Todo eso me pasó desde que llegué y tantas otras cosas más. Pero quiero traer a esta mañana un recuerdo que viene a cuento, aunque suene a cuento.
Esta parte de la historia, como las de la mala literatura, empieza con un amor y un desamor. Ya he contado que perdí a la novia argentina en el camino, un par de años después de llegar. Me tomé muy mal la separación porque, me di cuenta años después, que ella era el último pedazo de Argentina que yo todavía llevaba conmigo. Así, solo solísimo, inmigrante por completo, me enfermé. El médico de cabecera escuchó mi caso con paciencia, se tomó su tiempo y por fin me explicó su teoría, una que se repetiría para siempre en mi memoria: usted es igual que una planta que ha sido trasplantada, caballero. Todo aquel que migra, incluso quien se muda, puede pasar por esta instancia. ¿Qué le pasa, entonces, a una planta que se trasplanta? Le pasa que sufre una crisis: se puede poner amarilla, se le pueden caer unas hojas, hasta se puede morir. El período de adaptación pone a prueba la salud. Dicho esto: usted no se va a morir, sólo está sufriendo una crisis de adaptación. En su caso, esta crisis le trajo una alergia. Por eso le cuesta respirar, le pica el paladar y los ojos. Por otra parte, no es difícil volverse alérgico en Madrid. ¿Sabe que se ha instalado en la segunda ciudad con más árboles del mundo? Bueno, oiga, siguiendo con la comparación con la planta: usted se va a adaptar, pero va a pagar el precio, como toda planta trasplantada. Pero si se cuida y persevera en su recuperación, va a convertirse en un alérgico controlado, bien medicado y hasta puede que un día la alergia remita para siempre.

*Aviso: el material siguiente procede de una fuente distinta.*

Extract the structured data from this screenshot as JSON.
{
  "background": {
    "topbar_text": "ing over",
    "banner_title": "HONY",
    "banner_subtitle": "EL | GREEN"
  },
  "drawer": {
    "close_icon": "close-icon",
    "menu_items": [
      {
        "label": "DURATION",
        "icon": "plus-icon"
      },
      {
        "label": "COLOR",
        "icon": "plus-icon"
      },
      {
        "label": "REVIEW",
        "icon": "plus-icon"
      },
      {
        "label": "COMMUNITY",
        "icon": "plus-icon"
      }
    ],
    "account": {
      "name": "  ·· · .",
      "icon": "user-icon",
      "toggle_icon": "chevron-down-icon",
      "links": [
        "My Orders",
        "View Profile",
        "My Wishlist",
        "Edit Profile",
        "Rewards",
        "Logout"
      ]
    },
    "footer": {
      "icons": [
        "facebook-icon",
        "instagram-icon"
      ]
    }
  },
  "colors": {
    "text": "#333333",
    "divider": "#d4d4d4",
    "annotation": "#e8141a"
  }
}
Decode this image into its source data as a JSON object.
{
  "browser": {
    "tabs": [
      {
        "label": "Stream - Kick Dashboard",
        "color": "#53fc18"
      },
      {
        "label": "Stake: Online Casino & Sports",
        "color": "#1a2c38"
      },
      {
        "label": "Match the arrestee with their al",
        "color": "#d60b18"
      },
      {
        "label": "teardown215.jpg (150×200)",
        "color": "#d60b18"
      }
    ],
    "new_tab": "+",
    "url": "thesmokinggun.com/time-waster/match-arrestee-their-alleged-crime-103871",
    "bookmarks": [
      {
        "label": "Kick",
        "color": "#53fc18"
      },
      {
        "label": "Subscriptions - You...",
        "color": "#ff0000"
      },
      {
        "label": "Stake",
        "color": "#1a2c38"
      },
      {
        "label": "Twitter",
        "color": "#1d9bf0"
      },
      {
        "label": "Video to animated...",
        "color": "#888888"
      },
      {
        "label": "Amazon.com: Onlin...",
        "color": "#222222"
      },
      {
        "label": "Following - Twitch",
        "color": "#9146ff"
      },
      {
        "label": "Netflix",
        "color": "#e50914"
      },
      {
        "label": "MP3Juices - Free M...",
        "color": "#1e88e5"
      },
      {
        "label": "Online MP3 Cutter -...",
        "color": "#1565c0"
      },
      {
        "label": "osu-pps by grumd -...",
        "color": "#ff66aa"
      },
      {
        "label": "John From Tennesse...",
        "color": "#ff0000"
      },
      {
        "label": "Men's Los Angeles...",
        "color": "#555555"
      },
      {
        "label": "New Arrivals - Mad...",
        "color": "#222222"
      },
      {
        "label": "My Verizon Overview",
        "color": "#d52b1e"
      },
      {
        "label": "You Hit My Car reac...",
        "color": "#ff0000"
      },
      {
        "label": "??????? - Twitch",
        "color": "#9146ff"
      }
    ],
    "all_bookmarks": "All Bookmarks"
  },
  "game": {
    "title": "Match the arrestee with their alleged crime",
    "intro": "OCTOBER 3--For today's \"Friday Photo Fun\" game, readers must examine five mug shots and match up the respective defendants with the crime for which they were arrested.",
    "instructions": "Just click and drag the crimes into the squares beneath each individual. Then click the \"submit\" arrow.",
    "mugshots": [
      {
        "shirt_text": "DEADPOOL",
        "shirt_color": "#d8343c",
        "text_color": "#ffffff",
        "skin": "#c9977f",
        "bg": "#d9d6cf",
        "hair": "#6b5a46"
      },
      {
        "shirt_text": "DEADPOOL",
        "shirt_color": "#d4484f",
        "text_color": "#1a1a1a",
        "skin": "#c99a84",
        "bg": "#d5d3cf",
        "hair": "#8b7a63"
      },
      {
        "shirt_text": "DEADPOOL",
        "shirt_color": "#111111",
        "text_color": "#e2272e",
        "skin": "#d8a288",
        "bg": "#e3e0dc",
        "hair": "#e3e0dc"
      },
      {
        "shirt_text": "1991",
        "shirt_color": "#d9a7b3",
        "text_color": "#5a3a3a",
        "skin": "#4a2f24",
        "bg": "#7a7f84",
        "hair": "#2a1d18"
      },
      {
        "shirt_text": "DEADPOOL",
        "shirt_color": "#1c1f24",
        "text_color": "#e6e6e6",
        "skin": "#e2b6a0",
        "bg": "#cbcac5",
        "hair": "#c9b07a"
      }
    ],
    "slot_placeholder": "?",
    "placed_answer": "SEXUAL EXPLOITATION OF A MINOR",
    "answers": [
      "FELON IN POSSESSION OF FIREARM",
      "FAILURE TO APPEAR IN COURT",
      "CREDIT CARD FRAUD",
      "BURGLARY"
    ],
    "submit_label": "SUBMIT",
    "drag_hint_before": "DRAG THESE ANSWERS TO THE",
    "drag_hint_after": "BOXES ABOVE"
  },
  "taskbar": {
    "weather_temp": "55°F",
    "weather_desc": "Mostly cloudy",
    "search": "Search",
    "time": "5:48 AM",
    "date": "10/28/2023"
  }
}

Y si seguimos, yo le diría que un día usted será una planta que va a florecer.
Aquel buen hombre que no me puedo olvidar, me regaló con esas palabras sencillas y sabias, una lección para toda la vida, pero sobre todo para la vida como inmigrante. Porque eso de ser inmigrante, aunque se viva hasta el último día en el país al que se llegó, uno ya no se lo quita de encima, jamás.
La maldita alergia no remitió con los años, sino más bien todo lo contrario: invitó a colarse hasta la cocina al maldito asma, convirtiéndome en cada primavera, en un hombre que pide a Don Santiago de Compostela, a San Diego Armando y a las redondas inhalaciones del Plusvent de 500 miligramos, un poquito más de aire.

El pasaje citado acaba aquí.